THIS DAY IN HISTORY: FEBRUARY 18
2001: Auto racing star Dale Earnhardt Sr. dies in a crash at the Daytona 500; he was 49.
1546: Martin Luther, leader of the Protestant Reformation in Germany, dies in Eisleben.
1861: Jefferson Davis is sworn in as provisional president of the Confederate States of America in Montgomery, Alabama.
1930: Photographic evidence of Pluto (now designated a “dwarf planet”) is discovered by Clyde W. Tombaugh at Lowell Observatory in Flagstaff, Arizona.
1970: The “Chicago Seven” defendants are found not guilty of conspiring to incite riots at the 1968 Democratic national convention; five are convicted of violating the Anti-Riot Act of 1968. (Those convictions would be later reversed).
1972: The California Supreme Court strikes down the state’s death penalty.
1977: The space shuttle prototype Enterprise, sitting atop a Boeing 747, goes on its debut “flight” above Edwards Air Force Base in California.
1983: In what became known as the “Wah Mee Massacre,” 13 people are shot to death at a gambling club in Seattle’s Chinatown. (Two men would be convicted of the killings and are serving life sentences; a third would be found guilty of robbery and assault.)
1988: Anthony M. Kennedy is sworn in as an associate justice of the U.S. Supreme Court.
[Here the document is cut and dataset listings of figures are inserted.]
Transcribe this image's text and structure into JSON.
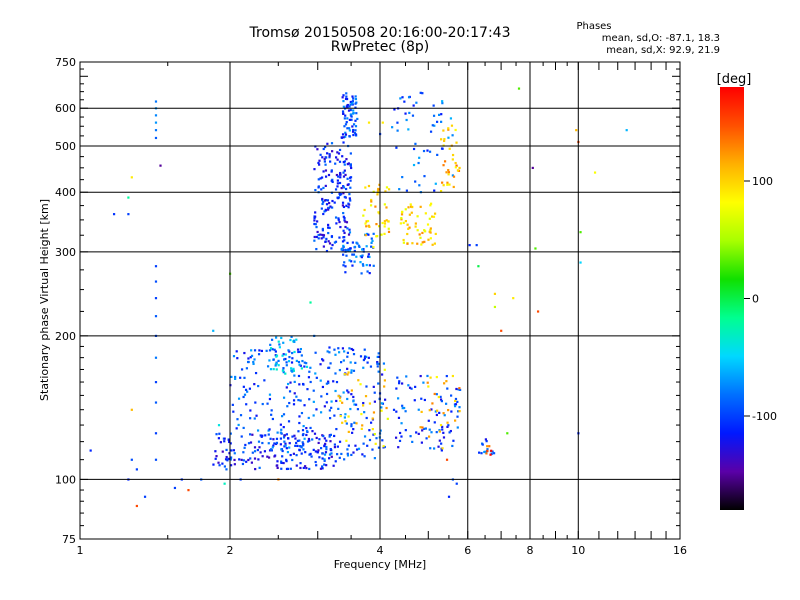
{
  "title": "Tromsø 20150508 20:16:00-20:17:43",
  "subtitle": "RwPretec (8p)",
  "phase_stats": {
    "label": "Phases",
    "o_line": "mean, sd,O: -87.1, 18.3",
    "x_line": "mean, sd,X:  92.9, 21.9"
  },
  "chart_data": {
    "type": "scatter",
    "title": "Tromsø 20150508 20:16:00-20:17:43",
    "subtitle": "RwPretec (8p)",
    "xlabel": "Frequency [MHz]",
    "ylabel": "Stationary phase Virtual Height [km]",
    "x_scale": "log",
    "y_scale": "log",
    "xlim": [
      1,
      16
    ],
    "ylim": [
      75,
      750
    ],
    "x_ticks": [
      1,
      2,
      4,
      6,
      8,
      10,
      16
    ],
    "y_ticks": [
      75,
      100,
      200,
      300,
      400,
      500,
      600,
      750
    ],
    "x_gridlines": [
      2,
      4,
      6,
      8,
      10
    ],
    "y_gridlines": [
      100,
      200,
      300,
      400,
      500,
      600
    ],
    "grid": true,
    "colorbar": {
      "label": "[deg]",
      "min": -180,
      "max": 180,
      "ticks": [
        100,
        0,
        -100
      ],
      "colors": [
        "#000000",
        "#5a00a8",
        "#0018ff",
        "#0070ff",
        "#00d8ff",
        "#00ff90",
        "#10e000",
        "#a8ff00",
        "#ffff00",
        "#ffb000",
        "#ff5000",
        "#ff0000"
      ]
    },
    "points": [
      [
        1.05,
        115,
        -110
      ],
      [
        1.17,
        360,
        -105
      ],
      [
        1.25,
        360,
        -100
      ],
      [
        1.25,
        390,
        -20
      ],
      [
        1.27,
        430,
        90
      ],
      [
        1.27,
        140,
        110
      ],
      [
        1.27,
        110,
        -95
      ],
      [
        1.3,
        88,
        150
      ],
      [
        1.35,
        92,
        -100
      ],
      [
        1.45,
        455,
        -150
      ],
      [
        1.42,
        620,
        -80
      ],
      [
        1.42,
        600,
        -70
      ],
      [
        1.42,
        580,
        -75
      ],
      [
        1.42,
        560,
        -70
      ],
      [
        1.42,
        540,
        -80
      ],
      [
        1.42,
        520,
        -90
      ],
      [
        1.42,
        280,
        -100
      ],
      [
        1.42,
        260,
        -95
      ],
      [
        1.42,
        240,
        -100
      ],
      [
        1.42,
        220,
        -90
      ],
      [
        1.42,
        200,
        -95
      ],
      [
        1.42,
        180,
        -80
      ],
      [
        1.42,
        160,
        -100
      ],
      [
        1.42,
        145,
        -90
      ],
      [
        1.42,
        125,
        -100
      ],
      [
        1.42,
        110,
        -95
      ],
      [
        1.3,
        105,
        -100
      ],
      [
        1.25,
        100,
        -110
      ],
      [
        1.55,
        96,
        -100
      ],
      [
        1.6,
        100,
        -105
      ],
      [
        1.65,
        95,
        150
      ],
      [
        1.75,
        100,
        -90
      ],
      [
        1.85,
        205,
        -60
      ],
      [
        1.9,
        130,
        -40
      ],
      [
        1.95,
        98,
        -30
      ],
      [
        2.0,
        270,
        30
      ],
      [
        2.1,
        100,
        -100
      ],
      [
        2.5,
        100,
        130
      ],
      [
        2.9,
        235,
        -20
      ],
      [
        2.95,
        200,
        -80
      ],
      [
        3.6,
        570,
        -80
      ],
      [
        3.8,
        560,
        90
      ],
      [
        4.05,
        560,
        90
      ],
      [
        4.0,
        530,
        -100
      ],
      [
        5.3,
        130,
        90
      ],
      [
        5.45,
        110,
        150
      ],
      [
        6.05,
        310,
        -110
      ],
      [
        6.25,
        310,
        -100
      ],
      [
        6.3,
        280,
        0
      ],
      [
        6.8,
        245,
        100
      ],
      [
        6.8,
        230,
        60
      ],
      [
        7.4,
        240,
        90
      ],
      [
        7.0,
        205,
        150
      ],
      [
        7.2,
        125,
        30
      ],
      [
        7.6,
        660,
        30
      ],
      [
        8.1,
        450,
        -150
      ],
      [
        8.2,
        305,
        30
      ],
      [
        8.3,
        225,
        150
      ],
      [
        9.9,
        540,
        110
      ],
      [
        10.0,
        510,
        150
      ],
      [
        10.1,
        330,
        30
      ],
      [
        10.1,
        285,
        -50
      ],
      [
        10.0,
        125,
        -110
      ],
      [
        10.8,
        440,
        80
      ],
      [
        12.5,
        540,
        -60
      ],
      [
        5.5,
        92,
        -110
      ],
      [
        5.6,
        100,
        -90
      ],
      [
        5.7,
        98,
        -100
      ]
    ],
    "clusters": [
      {
        "name": "upper-trace-left",
        "fmin": 2.95,
        "fmax": 3.5,
        "hmin": 300,
        "hmax": 510,
        "phase": -110,
        "n": 200
      },
      {
        "name": "upper-trace-cusp",
        "fmin": 3.35,
        "fmax": 3.6,
        "hmin": 520,
        "hmax": 650,
        "phase": -95,
        "n": 70
      },
      {
        "name": "cusp-stem",
        "fmin": 3.35,
        "fmax": 3.9,
        "hmin": 270,
        "hmax": 330,
        "phase": -90,
        "n": 60
      },
      {
        "name": "upper-trace-x",
        "fmin": 3.7,
        "fmax": 4.2,
        "hmin": 300,
        "hmax": 420,
        "phase": 100,
        "n": 45
      },
      {
        "name": "upper-trace-x-right",
        "fmin": 4.4,
        "fmax": 5.2,
        "hmin": 310,
        "hmax": 380,
        "phase": 100,
        "n": 55
      },
      {
        "name": "upper-right-o",
        "fmin": 4.2,
        "fmax": 5.6,
        "hmin": 400,
        "hmax": 650,
        "phase": -90,
        "n": 55
      },
      {
        "name": "upper-right-x",
        "fmin": 5.3,
        "fmax": 5.8,
        "hmin": 400,
        "hmax": 560,
        "phase": 110,
        "n": 35
      },
      {
        "name": "lower-trace-o",
        "fmin": 1.85,
        "fmax": 3.3,
        "hmin": 105,
        "hmax": 125,
        "phase": -110,
        "n": 170
      },
      {
        "name": "lower-cloud",
        "fmin": 2.0,
        "fmax": 4.1,
        "hmin": 110,
        "hmax": 190,
        "phase": -95,
        "n": 330
      },
      {
        "name": "lower-hump",
        "fmin": 2.4,
        "fmax": 2.9,
        "hmin": 165,
        "hmax": 200,
        "phase": -60,
        "n": 50
      },
      {
        "name": "lower-x",
        "fmin": 3.3,
        "fmax": 4.2,
        "hmin": 115,
        "hmax": 170,
        "phase": 95,
        "n": 35
      },
      {
        "name": "lower-right",
        "fmin": 4.2,
        "fmax": 5.8,
        "hmin": 115,
        "hmax": 165,
        "phase": -100,
        "n": 90
      },
      {
        "name": "lower-right-x",
        "fmin": 4.8,
        "fmax": 5.8,
        "hmin": 115,
        "hmax": 165,
        "phase": 110,
        "n": 25
      },
      {
        "name": "small-group",
        "fmin": 6.3,
        "fmax": 6.8,
        "hmin": 113,
        "hmax": 122,
        "phase": -95,
        "n": 15
      },
      {
        "name": "small-group-x",
        "fmin": 6.5,
        "fmax": 6.7,
        "hmin": 112,
        "hmax": 120,
        "phase": 150,
        "n": 6
      }
    ]
  }
}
1997: Astronauts on the space shuttle Discovery complete their tune-up of the Hubble Space Telescope after 33 hours of spacewalking; the Hubble is then released using the shuttle’s crane.
2014: Megan Rice, an 84-year-old nun, is sentenced in Knoxville, Tennessee, to nearly three years in prison for breaking into a nuclear weapons complex and defacing a bunker holding bomb-grade uranium, a demonstration that exposes serious security flaws at the Y-12 National Security Complex in Oak Ridge. (Two other activists receive sentences of just over five years.)
2018: “Black Panther,” the Marvel superhero film from the Walt Disney Co., exceeds expectations to take in $192 million during its debut weekend in U.S. and Canadian theaters.